Getting there requires a steep uphill walk starting at Via Casale dei Cicerali, an old alleyway in the town of Maiori. A flight of steps leads through lemon groves and vineyards then gives way to a mountain path, climbing steadily for about 30 minutes to the Acqua del Castagna spring, where walkers can rest and refill water bottles – the track gets steeper from here.
Pass through a fern grove, patches of forest and farming pasture and a grotto en route to a rocky spur about 5km from the spring. The sanctuary is perched on the spur at 1014m, offering grandstand views over the Gulf of Salerno.
It requires a few more steps but take the opportunity to visit the cave where a local shepherd is said to have seen a vision of the Virgin Mary, who instructed him to build a sanctuary here. This is a venerated site around the Campania region – every Monday after Pentecost worshippers trek up the steep path to the sanctuary before camping out on the ridge, engaging in festivities until the statue of the Madonna is paraded among the crowd under a shower of rose petals. The faithful then return to Maiori via the same path – you should do the same!
The town of Amalfi, now packed with tourists enjoying a gelato or an Aperol Spritz, was once a maritime power that lured traders from around the Mediterranean. One of the world’s first and biggest creators of paper, Amalfi declared itself a Republic 839 AD and issued its own gold currency, the Tari. It survived attacks over the centuries that followed from nearby powers including Republic of Pisa but two outbreaks of the plague and a devastating sea storm in the 14 th Century combined to end Amalfi’s Republican era. It returned to life as a sleepy fishing village until the area’s stunning beauty was discovered by travellers and poets in the 1800s, when a road was also constructed to link the fishing towns along the coast. Today they attract visitors from around the world.
CLIMATE/WHEN TO GO
April to June is the best time to visit to enjoy warm sunny weather while avoiding the tourist crush in July and August and oppressive heat later in the year.

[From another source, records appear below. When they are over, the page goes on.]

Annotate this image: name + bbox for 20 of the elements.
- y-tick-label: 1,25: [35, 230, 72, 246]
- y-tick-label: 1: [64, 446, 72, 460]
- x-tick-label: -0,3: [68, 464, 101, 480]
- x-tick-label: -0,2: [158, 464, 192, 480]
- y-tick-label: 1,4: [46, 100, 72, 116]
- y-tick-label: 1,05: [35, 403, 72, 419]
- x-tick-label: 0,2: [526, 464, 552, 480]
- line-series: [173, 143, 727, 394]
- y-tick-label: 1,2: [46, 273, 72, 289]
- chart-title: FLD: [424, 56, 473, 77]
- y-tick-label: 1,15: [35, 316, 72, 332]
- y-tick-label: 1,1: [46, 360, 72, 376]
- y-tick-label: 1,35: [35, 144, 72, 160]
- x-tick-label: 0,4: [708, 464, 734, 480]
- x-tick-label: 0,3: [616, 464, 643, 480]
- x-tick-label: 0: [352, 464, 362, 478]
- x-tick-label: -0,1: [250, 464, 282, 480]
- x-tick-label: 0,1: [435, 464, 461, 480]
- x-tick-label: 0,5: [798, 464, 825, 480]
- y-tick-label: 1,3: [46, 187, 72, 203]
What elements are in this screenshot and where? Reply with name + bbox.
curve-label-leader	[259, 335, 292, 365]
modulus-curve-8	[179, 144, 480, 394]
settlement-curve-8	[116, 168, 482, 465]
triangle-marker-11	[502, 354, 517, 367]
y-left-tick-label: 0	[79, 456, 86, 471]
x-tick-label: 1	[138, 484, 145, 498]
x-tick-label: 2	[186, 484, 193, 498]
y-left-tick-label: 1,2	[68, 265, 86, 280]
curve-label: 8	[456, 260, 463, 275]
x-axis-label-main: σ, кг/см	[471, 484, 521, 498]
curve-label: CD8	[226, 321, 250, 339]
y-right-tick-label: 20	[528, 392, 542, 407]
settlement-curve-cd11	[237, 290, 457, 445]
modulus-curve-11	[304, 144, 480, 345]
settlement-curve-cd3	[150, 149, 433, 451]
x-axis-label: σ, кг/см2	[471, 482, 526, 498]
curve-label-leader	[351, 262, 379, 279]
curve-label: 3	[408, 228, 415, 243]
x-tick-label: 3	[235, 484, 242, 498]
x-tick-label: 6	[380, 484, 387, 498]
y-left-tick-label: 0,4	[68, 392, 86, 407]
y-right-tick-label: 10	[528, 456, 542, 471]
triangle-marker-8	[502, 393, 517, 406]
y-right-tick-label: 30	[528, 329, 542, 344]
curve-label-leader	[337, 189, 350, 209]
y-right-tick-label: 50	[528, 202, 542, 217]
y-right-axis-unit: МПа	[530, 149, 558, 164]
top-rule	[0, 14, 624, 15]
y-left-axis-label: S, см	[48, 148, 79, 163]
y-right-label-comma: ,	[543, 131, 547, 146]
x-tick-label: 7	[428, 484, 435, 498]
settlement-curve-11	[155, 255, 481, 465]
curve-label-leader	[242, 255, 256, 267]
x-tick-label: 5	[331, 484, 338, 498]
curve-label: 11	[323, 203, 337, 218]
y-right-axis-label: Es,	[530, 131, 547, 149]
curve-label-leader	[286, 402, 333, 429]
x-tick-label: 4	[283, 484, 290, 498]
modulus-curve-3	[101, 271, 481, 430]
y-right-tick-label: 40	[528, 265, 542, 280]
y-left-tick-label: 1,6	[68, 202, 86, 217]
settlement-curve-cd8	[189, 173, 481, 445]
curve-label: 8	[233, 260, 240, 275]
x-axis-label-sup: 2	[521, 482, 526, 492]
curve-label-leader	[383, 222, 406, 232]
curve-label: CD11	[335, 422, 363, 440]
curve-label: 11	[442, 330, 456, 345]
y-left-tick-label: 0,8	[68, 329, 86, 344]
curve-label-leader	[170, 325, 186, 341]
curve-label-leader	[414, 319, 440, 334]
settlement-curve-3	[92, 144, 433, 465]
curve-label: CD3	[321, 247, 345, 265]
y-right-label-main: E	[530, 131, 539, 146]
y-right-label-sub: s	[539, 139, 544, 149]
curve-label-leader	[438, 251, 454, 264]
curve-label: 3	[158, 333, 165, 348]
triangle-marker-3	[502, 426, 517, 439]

Walking paths are mostly sign-posted and easy to follow, but the narrow streets and alleyways can be confusing. Maps and an international GPS app are helpful, and don’t be scared to ask for directions!
There are hundreds of hotels along the coast, including some budget options and plenty at the luxury end of the price scale. Air B&B or self-contained apartments are also popular. Glamping is an option, but leave your own tent at home.
From Rome take a train to Naples (about an hour), then a local Circumvesuviana train to Sorrento. From here buses and ferries take you to the towns of the Amalfi Coast.
WHERE TO EAT AND DRINK
Finding something to eat or drink in Italy is never a problem. Take some Euro with you on any walk to buy a limonata (soft drink made with the region’s sweet lemons) or slice of pizza at any of the towns you pass through. A gelato or granita (semi-frozen drink) are almost a must at the end of any summer walk.
A 1:50,000 map of Sorrento and the Amalfi Coast is available but for more detailed notes look for the Sunflower Sorrento-Amalfi-Capri guidebook. Hotels and tourist information centres hand out local maps and the staff are the best source of information – they are all very friendly so don’t hesitate to ask!
A valid passport is required for any Australian to visit Italy but not visa is needed for trips of less than 90 days. From 2021 a European ETIAS authorisation will become mandatory for all visitors.